Abbassai lo sguardo. Un contratto di trasferimento. Una procura. Un’autorizzazione a vendere la casa di Daniel. La nostra casa. Anche la mia casa.
«Credi davvero che io sia così stupido?» chiesi lentamente.
Il sorriso di Marissa si trasformò in un sorriso crudele.
«No», disse lei. «Crediamo che tu sia solo.»
Trent rise.
Daniel si trova dall’altra parte del mondo. Quando avrà bisogno di qualcosa, la mamma avrà già organizzato tutto.

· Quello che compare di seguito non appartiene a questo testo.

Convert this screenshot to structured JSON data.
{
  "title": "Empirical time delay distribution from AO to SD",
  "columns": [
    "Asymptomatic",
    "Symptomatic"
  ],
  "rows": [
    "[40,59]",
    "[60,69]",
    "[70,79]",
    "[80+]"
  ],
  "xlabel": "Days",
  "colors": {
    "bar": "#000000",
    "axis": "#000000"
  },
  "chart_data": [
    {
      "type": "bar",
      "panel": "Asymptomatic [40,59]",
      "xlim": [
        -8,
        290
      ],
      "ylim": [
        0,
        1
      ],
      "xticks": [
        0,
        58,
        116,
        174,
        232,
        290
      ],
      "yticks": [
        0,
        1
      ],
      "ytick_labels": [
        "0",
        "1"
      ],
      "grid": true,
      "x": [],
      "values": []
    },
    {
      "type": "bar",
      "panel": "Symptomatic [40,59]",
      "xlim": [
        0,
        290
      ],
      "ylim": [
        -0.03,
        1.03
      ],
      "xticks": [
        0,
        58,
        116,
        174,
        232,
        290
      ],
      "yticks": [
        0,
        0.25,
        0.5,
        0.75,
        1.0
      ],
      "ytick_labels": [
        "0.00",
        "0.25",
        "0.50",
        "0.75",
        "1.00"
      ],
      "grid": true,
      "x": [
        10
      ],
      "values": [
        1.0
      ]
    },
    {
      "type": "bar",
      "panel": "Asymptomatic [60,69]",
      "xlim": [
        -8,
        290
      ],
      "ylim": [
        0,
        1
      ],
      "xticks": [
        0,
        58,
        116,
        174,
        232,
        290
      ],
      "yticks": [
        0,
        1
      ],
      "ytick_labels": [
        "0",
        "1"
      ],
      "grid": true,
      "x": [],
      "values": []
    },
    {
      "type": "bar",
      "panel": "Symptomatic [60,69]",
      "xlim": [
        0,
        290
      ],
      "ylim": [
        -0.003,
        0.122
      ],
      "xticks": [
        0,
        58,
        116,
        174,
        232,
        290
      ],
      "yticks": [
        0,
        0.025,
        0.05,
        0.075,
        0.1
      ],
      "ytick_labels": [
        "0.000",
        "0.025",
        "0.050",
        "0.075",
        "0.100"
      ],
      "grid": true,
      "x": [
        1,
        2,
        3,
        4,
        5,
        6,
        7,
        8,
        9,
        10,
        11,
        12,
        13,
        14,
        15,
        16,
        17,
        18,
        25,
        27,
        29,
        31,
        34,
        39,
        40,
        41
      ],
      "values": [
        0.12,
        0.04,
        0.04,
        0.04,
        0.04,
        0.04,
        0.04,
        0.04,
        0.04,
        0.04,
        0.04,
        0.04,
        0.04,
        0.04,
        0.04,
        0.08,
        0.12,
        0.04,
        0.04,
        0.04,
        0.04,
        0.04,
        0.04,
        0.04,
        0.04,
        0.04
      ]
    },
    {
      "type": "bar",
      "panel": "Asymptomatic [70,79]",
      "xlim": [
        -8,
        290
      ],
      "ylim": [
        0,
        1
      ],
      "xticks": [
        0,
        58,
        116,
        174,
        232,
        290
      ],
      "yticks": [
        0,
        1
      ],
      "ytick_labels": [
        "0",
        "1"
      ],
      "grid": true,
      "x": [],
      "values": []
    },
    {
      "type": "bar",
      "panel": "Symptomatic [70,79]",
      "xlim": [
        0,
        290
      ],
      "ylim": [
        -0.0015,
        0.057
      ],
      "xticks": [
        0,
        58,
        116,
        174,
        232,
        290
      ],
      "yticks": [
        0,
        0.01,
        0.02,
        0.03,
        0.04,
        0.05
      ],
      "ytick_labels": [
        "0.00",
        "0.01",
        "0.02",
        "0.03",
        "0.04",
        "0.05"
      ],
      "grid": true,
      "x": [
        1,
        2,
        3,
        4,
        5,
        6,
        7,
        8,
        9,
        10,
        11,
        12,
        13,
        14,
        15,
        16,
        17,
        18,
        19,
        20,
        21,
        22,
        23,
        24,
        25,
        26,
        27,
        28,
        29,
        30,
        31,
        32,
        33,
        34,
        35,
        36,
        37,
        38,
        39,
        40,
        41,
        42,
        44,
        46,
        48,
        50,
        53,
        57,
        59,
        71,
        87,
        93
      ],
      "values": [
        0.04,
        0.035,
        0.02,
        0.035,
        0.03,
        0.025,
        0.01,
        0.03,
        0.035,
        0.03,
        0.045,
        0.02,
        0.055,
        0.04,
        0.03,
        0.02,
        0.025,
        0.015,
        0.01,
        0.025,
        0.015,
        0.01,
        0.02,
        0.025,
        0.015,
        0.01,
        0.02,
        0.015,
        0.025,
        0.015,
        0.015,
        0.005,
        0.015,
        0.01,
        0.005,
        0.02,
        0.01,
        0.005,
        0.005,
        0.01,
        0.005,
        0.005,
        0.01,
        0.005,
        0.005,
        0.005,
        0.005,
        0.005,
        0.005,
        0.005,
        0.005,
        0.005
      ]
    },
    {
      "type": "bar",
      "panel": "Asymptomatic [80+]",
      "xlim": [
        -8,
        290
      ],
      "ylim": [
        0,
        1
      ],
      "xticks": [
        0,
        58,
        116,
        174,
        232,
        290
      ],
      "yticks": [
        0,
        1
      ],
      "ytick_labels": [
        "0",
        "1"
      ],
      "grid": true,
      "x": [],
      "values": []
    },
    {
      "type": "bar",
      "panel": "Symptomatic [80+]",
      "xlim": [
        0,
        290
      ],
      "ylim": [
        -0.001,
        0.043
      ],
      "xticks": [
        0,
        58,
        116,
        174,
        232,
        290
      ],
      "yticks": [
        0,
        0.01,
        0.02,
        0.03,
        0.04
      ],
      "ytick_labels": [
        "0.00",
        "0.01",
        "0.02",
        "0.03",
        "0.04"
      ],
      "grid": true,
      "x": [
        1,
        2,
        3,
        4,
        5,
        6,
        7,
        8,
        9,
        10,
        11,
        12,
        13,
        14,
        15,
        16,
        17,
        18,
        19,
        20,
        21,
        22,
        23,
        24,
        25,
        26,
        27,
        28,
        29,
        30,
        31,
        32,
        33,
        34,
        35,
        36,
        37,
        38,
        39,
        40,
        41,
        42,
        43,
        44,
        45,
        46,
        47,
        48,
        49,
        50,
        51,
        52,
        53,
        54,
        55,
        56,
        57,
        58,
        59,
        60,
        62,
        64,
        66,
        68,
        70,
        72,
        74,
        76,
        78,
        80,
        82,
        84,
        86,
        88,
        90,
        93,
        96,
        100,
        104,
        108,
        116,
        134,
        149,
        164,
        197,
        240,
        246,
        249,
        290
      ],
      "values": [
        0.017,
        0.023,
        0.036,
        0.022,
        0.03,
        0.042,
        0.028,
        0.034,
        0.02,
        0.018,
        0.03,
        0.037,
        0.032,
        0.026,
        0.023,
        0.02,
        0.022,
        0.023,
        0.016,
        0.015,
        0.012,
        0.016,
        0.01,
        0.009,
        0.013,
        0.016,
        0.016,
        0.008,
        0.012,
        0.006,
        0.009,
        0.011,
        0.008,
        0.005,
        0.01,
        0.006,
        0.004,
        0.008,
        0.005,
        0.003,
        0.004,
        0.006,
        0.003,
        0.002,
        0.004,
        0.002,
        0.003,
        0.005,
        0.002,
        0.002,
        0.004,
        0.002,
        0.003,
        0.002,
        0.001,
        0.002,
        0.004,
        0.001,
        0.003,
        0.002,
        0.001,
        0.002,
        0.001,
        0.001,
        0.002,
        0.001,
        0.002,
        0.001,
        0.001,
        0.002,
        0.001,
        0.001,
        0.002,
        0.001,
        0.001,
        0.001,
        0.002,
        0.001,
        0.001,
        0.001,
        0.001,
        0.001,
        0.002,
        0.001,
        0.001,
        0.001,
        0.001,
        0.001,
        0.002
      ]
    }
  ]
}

Evelyn salì al piano di sopra.
«Hai attirato mio figlio in una trappola con quel viso innocente e quel profumo a buon mercato. Firmerai questi documenti. Poi te ne andrai prima che Daniel torni a casa.»
Mi sono asciugata il labbro. Di conseguenza, Evelyn ha chiuso gli occhi con forza.
Perché ridi?
Perché la telecamera sopra la libreria stava registrando. Perché il mio telefono aveva registrato dal momento del loro arrivo. Perché Daniel mi aveva mandato un’email tre settimane prima riguardo a tutti i documenti legali che aveva firmato per il suo dispiegamento, incluso un documento di cui Evelyn ignorava l’esistenza. Non ero impotente. Aspettai. Guardai di nuovo i documenti, e poi di nuovo Evelyn.